Caalador, who now wore the blocky face of a middle-aged Deiran knight, led the way into a damp, cobweb-draped tunnel with a smoky torch. When they had gone about a mile, he stopped and raised the torch. ‘This yere’s yer exit, Sporhawk,’ he said, pointing at a steep, narrow stairway. ‘You’ll come out in an alley – which it is ez don’t smell none too sweet, but is good an’ dork.’ He paused. ‘Sorry, Stragen,’ he apologized. ‘I wanted to give you something to remember me by.’
‘You’re too kind,’ Stragen murmured.
‘Good luck, Sparhawk,’ Caalador said then.
‘Thanks, Caalador.’ The two shook hands, and then Caalador lifted his torch and led the rest of the party off down the musty-smelling passageway toward their assorted destinations, leaving Sparhawk, Talen, and Stragen alone in the dark.
‘They won’t be in any danger, Vanion,’ Flute assured the Preceptor as the ladies were packing. ‘Ill be going along, after all, and I can take care of them.’
‘Ten knights then,’ he amended his suggestion downward.
‘They’d just be in our way, love,’ Sephrenia told him. ‘I do want you to be careful, though.
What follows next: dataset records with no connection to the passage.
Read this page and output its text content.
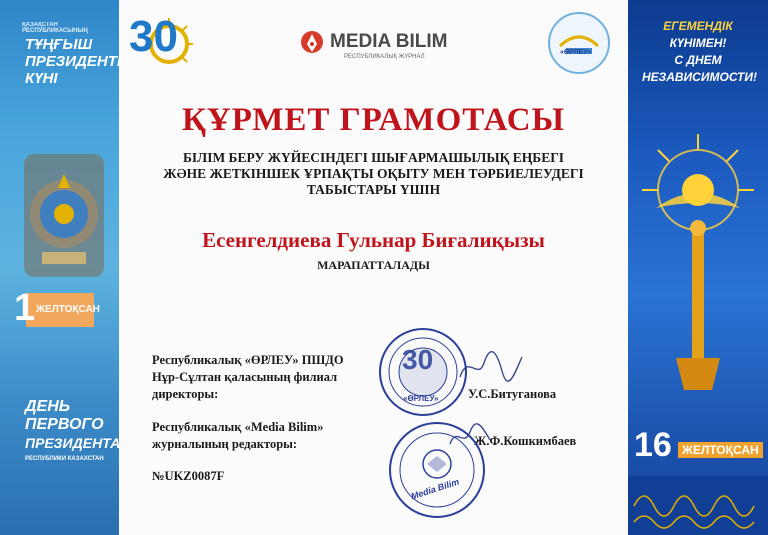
ҚАЗАҚСТАН РЕСПУБЛИКАСЫНЫҢ
ТҰҢҒЫШ
ПРЕЗИДЕНТІ
КҮНІ
1 ЖЕЛТОҚСАН
ДЕНЬ
ПЕРВОГО
ПРЕЗИДЕНТА
РЕСПУБЛИКИ КАЗАХСТАН
30	MEDIA BILIM
РЕСПУБЛИКАЛЫҚ ЖУРНАЛ
«ӨРЛЕУ»
ҚҰРМЕТ ГРАМОТАСЫ
БІЛІМ БЕРУ ЖҮЙЕСІНДЕГІ ШЫҒАРМАШЫЛЫҚ ЕҢБЕГІ
ЖӘНЕ ЖЕТКІНШЕК ҰРПАҚТЫ ОҚЫТУ МЕН ТӘРБИЕЛЕУДЕГІ
ТАБЫСТАРЫ ҮШІН
Есенгелдиева Гульнар Биғалиқызы
МАРАПАТТАЛАДЫ
Республикалық «ӨРЛЕУ» ПШДО
Нұр-Сұлтан қаласының филиал
директоры:	У.С.Битуганова
Республикалық «Media Bilim»
журналының редакторы:	Ж.Ф.Кошкимбаев
№UKZ0087F
30
«ӨРЛЕУ»
Media Bilim
ЕГЕМЕНДІК
КҮНІМЕН!
С ДНЕМ
НЕЗАВИСИМОСТИ!
16 ЖЕЛТОҚСАН
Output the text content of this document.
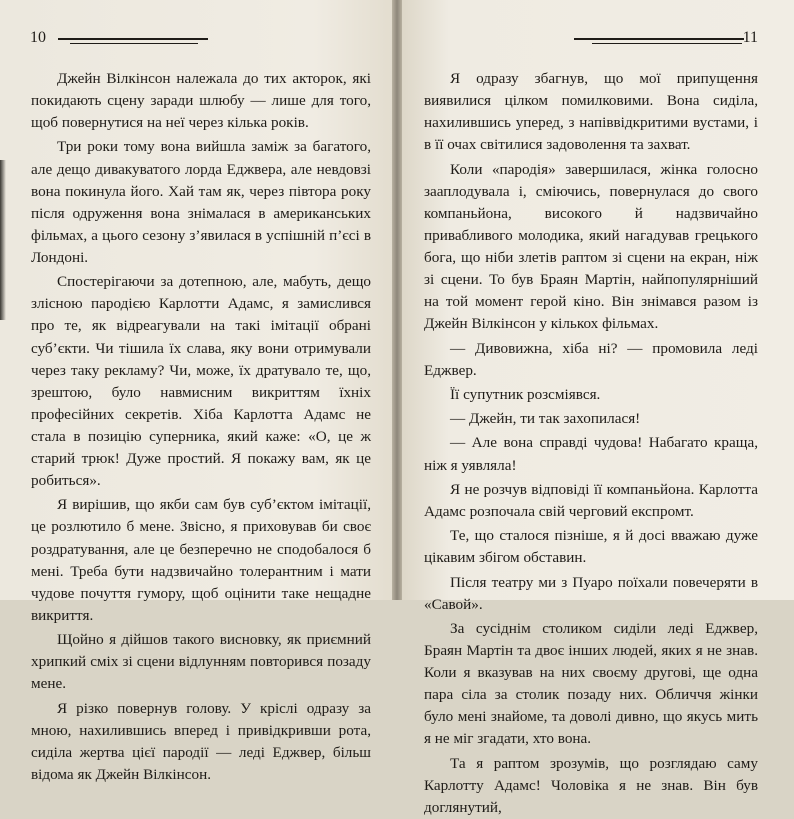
10

Джейн Вілкінсон належала до тих акторок, які покидають сцену заради шлюбу — лише для того, щоб повернутися на неї через кілька років.

Три роки тому вона вийшла заміж за багатого, але дещо дивакуватого лорда Еджвера, але невдовзі вона покинула його. Хай там як, через півтора року після одруження вона знімалася в американських фільмах, а цього сезону з’явилася в успішній п’єсі в Лондоні.

Спостерігаючи за дотепною, але, мабуть, дещо злісною пародією Карлотти Адамс, я замислився про те, як відреагували на такі імітації обрані суб’єкти. Чи тішила їх слава, яку вони отримували через таку рекламу? Чи, може, їх дратувало те, що, зрештою, було навмисним викриттям їхніх професійних секретів. Хіба Карлотта Адамс не стала в позицію суперника, який каже: «О, це ж старий трюк! Дуже простий. Я покажу вам, як це робиться».

Я вирішив, що якби сам був суб’єктом імітації, це розлютило б мене. Звісно, я приховував би своє роздратування, але це безперечно не сподобалося б мені. Треба бути надзвичайно толерантним і мати чудове почуття гумору, щоб оцінити таке нещадне викриття.

Щойно я дійшов такого висновку, як приємний хрипкий сміх зі сцени відлунням повторився позаду мене.

Я різко повернув голову. У кріслі одразу за мною, нахилившись вперед і привідкривши рота, сиділа жертва цієї пародії — леді Еджвер, більш відома як Джейн Вілкінсон.

11

Я одразу збагнув, що мої припущення виявилися цілком помилковими. Вона сиділа, нахилившись уперед, з напіввідкритими вустами, і в її очах світилися задоволення та захват.

Коли «пародія» завершилася, жінка голосно зааплодувала і, сміючись, повернулася до свого компаньйона, високого й надзвичайно привабливого молодика, який нагадував грецького бога, що ніби злетів раптом зі сцени на екран, ніж зі сцени. То був Браян Мартін, найпопулярніший на той момент герой кіно. Він знімався разом із Джейн Вілкінсон у кількох фільмах.

— Дивовижна, хіба ні? — промовила леді Еджвер.

Її супутник розсміявся.

— Джейн, ти так захопилася!

— Але вона справді чудова! Набагато краща, ніж я уявляла!

Я не розчув відповіді її компаньйона. Карлотта Адамс розпочала свій черговий експромт.

Те, що сталося пізніше, я й досі вважаю дуже цікавим збігом обставин.

Після театру ми з Пуаро поїхали повечеряти в «Савой».

За сусіднім столиком сиділи леді Еджвер, Браян Мартін та двоє інших людей, яких я не знав. Коли я вказував на них своєму другові, ще одна пара сіла за столик позаду них. Обличчя жінки було мені знайоме, та доволі дивно, що якусь мить я не міг згадати, хто вона.

Та я раптом зрозумів, що розглядаю саму Карлотту Адамс! Чоловіка я не знав. Він був доглянутий,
A body of armed men is far more likely to be attacked than a small party of travelers.’
‘But it isn’t
safe for ladies to travel alone,’ he protested. ‘There are always robbers and the like lurking in the forest.’
‘We won’t be in one place long enough to attract robbers or anybody else,’ Flute told him. ‘We’ll be in Delphaeus in two days. I could do it in one, but I’ll have to stop and have a long talk with Edaemus before I go into his valley. He might just take a bit of convincing.’
‘When art thou leaving Matherion, Lord Vanion?’ Xanetia asked.
‘About the end of the week, Anarae,’ he replied. ‘We’ve got to spend some time on our equipment, and there’s always the business of organizing the supply train.’
‘Take warm clothing,’ Sephrenia instructed. ‘The weather could change at any time.’
‘Yes, love. How long will you be at Delphaeus?’
‘We can’t be sure. Aphrael will keep you advised. We have a great deal to discuss with Anari Cedon. The fact that Cyrgon has summoned Klæl complicates matters.’
‘Truly,’ Xanetia agreed. ‘We may be obliged to entreat Edaemus to return.’
‘Would he do that?’
Flute smiled roguishly. ‘I’ll coax him, Vanion,’ she said, ‘and you know how good I am at that. If I really want something, I almost always get it.’
‘You there! Look lively!’ Sorgi’s bull-necked bo’sun bellowed, popping his whip at Stragen’s heels.
Stragen, who now wore the braids and sweeping mustaches of a blond Genidian Knight, dropped the bale he was carrying across the deck and reached for his dagger.
‘No!’ Sparhawk hissed at him. ‘Pick up that bale!’
Stragen glared at him for a moment, then bent and lifted the bale again. ‘This wasn’t part of the agreement,’ he muttered.
‘He’s not really going to hit you with that whip,’ Talen assured the fuming Thalesian. ‘Sailors all complain about it, but the whip’s just for show. A bo’sun who really hits his men with his whip usually gets thrown over the side some night during the voyage.’